Escuchar a las personas mayores en la cárcel
El equipo de investigación entrevistó a 20 personas de 50 años o más que estaban retenidas en una gran cárcel de un condado de EE. UU. y fueron evaluadas en el servicio de urgencias. Todos eran hombres, con orígenes raciales y étnicos similares a la población carcelaria en general, y la mayoría tenía varias condiciones médicas graves. En lugar de encuestas, el equipo utilizó conversaciones abiertas para preguntar sobre envejecer tras las rejas y sobre recibir atención médica en la cárcel. Luego revisaron y codificaron cuidadosamente las transcripciones para encontrar patrones y temas recurrentes en las descripciones de los participantes.
La vida diaria en un lugar difícil de navegar
Un tema principal fue lo mal que el entorno carcelario se ajusta a las necesidades de cuerpos y mentes envejecidos. Muchos participantes presentaban discapacidades evidentes: pérdida de visión que dificultaba leer instrucciones, temblores que complicaban sostener objetos o problemas de movilidad que normalmente requerirían andadores u otras ayudas. Dentro de la cárcel, estas necesidades a menudo quedaban insatisfechas. Algo tan básico como conseguir un lugar para dormir seguro se convertía en una lucha: a los adultos mayores se los obligaba a ocupar literas superiores o a dormir en el suelo a pesar de tener documentos que indicaban que debían estar en literas inferiores. Algunos describieron abusos por parte de compañeros de celda más jóvenes cuando intentaban asegurar lugares más seguros. Aunque existían algunas adaptaciones —como permitir que algunas personas se sentaran durante el recuento o que les llevaran las comidas—, eran inconsistentes y podían volverse contraproducentes cuando se les robaba la comida o no se hacía cumplir el apoyo.

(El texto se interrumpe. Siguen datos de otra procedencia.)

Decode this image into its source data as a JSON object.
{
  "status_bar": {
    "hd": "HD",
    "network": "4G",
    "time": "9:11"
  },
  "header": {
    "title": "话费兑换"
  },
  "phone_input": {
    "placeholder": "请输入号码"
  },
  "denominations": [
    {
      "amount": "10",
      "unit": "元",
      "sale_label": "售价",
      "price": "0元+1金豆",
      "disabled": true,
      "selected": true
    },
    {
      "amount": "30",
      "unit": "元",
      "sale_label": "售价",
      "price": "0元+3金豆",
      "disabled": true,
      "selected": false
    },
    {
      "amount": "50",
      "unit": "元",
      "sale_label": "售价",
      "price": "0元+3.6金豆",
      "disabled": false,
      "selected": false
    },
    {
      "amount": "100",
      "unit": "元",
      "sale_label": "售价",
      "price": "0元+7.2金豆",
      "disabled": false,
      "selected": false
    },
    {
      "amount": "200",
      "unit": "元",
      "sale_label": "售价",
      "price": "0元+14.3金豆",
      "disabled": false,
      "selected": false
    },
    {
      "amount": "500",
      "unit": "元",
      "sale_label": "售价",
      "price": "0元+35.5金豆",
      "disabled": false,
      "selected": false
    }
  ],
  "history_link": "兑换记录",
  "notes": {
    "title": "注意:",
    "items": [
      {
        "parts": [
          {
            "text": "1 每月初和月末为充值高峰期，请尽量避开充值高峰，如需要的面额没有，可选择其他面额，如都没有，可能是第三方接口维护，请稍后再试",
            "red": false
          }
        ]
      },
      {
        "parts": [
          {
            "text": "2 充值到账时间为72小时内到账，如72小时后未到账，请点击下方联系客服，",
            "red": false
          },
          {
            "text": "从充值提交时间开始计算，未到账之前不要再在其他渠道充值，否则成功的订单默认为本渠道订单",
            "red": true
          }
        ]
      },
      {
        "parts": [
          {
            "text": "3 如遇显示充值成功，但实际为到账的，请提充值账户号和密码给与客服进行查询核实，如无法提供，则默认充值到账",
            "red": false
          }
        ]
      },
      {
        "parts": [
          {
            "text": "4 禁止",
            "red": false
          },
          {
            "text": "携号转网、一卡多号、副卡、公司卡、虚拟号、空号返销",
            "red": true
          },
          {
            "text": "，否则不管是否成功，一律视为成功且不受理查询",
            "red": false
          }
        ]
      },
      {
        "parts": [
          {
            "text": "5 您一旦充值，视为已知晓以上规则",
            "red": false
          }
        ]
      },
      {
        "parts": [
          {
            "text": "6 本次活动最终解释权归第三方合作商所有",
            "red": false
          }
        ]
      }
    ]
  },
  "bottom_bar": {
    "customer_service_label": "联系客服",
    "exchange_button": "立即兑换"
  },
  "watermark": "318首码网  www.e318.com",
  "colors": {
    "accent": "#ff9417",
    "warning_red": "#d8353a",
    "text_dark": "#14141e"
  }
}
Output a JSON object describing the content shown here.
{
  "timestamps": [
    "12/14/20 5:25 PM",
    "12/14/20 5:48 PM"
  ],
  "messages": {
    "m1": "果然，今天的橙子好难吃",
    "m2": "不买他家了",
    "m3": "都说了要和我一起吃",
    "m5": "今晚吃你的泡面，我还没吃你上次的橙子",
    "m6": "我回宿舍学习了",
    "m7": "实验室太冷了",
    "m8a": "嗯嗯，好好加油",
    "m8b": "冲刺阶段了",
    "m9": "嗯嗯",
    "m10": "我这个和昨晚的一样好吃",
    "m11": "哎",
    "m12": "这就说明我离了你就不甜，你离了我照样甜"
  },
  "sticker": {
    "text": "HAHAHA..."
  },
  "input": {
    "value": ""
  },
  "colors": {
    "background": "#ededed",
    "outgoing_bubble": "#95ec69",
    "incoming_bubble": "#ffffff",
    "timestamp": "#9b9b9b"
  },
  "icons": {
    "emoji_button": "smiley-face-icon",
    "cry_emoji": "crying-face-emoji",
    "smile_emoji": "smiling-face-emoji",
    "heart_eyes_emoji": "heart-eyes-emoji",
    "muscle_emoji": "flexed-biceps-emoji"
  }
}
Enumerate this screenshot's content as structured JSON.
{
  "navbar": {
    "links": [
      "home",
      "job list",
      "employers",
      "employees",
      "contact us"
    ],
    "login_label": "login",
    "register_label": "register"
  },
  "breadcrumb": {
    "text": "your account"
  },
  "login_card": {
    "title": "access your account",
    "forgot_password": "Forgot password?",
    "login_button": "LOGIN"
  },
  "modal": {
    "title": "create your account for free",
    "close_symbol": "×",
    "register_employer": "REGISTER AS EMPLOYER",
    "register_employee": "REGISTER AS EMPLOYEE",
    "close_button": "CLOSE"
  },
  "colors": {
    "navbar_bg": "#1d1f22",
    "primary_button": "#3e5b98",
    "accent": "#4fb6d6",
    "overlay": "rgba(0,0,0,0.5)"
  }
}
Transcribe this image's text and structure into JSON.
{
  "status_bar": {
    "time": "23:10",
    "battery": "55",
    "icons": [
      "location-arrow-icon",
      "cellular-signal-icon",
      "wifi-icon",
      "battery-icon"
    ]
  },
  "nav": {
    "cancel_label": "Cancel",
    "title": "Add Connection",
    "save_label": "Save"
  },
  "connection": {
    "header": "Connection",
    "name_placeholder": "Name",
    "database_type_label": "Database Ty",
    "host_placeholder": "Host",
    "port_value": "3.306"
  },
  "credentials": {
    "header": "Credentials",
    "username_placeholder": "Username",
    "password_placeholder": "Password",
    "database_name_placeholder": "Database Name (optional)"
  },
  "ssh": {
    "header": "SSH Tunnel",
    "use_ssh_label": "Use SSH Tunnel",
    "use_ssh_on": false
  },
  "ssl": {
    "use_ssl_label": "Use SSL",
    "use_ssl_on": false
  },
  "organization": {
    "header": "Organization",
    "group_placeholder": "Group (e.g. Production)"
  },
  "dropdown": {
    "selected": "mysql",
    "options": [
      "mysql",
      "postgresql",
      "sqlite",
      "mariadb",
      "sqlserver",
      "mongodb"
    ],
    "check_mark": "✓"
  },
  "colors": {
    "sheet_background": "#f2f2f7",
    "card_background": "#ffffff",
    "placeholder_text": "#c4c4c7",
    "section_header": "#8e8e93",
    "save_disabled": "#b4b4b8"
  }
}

Control limitado sobre la salud y los hábitos
Los participantes también describieron tener poco control sobre cómo manejaban su propia salud. El ejercicio regular, el aire fresco y la comida sana eran difíciles de conseguir, incluso para quienes estaban motivados a mantenerse bien. El acceso a medicamentos de larga duración podía interrumpirse si la farmacia de la cárcel no los tenía en stock, dejando a las personas preocupadas por condiciones no tratadas como enfermedades cardíacas o trastornos mentales. Los sistemas cotidianos de la cárcel se habían digitalizado: quioscos con pantalla táctil y tabletas se usaban para pedir artículos y solicitar visitas médicas. Para muchos adultos mayores, especialmente los con poca experiencia informática o mala visión, esta tecnología se convirtió en otra barrera. A menudo tenían que pedir ayuda a otros reclusos, lo que abría la puerta a la explotación, como el robo de información de cuentas o de fondos del economato.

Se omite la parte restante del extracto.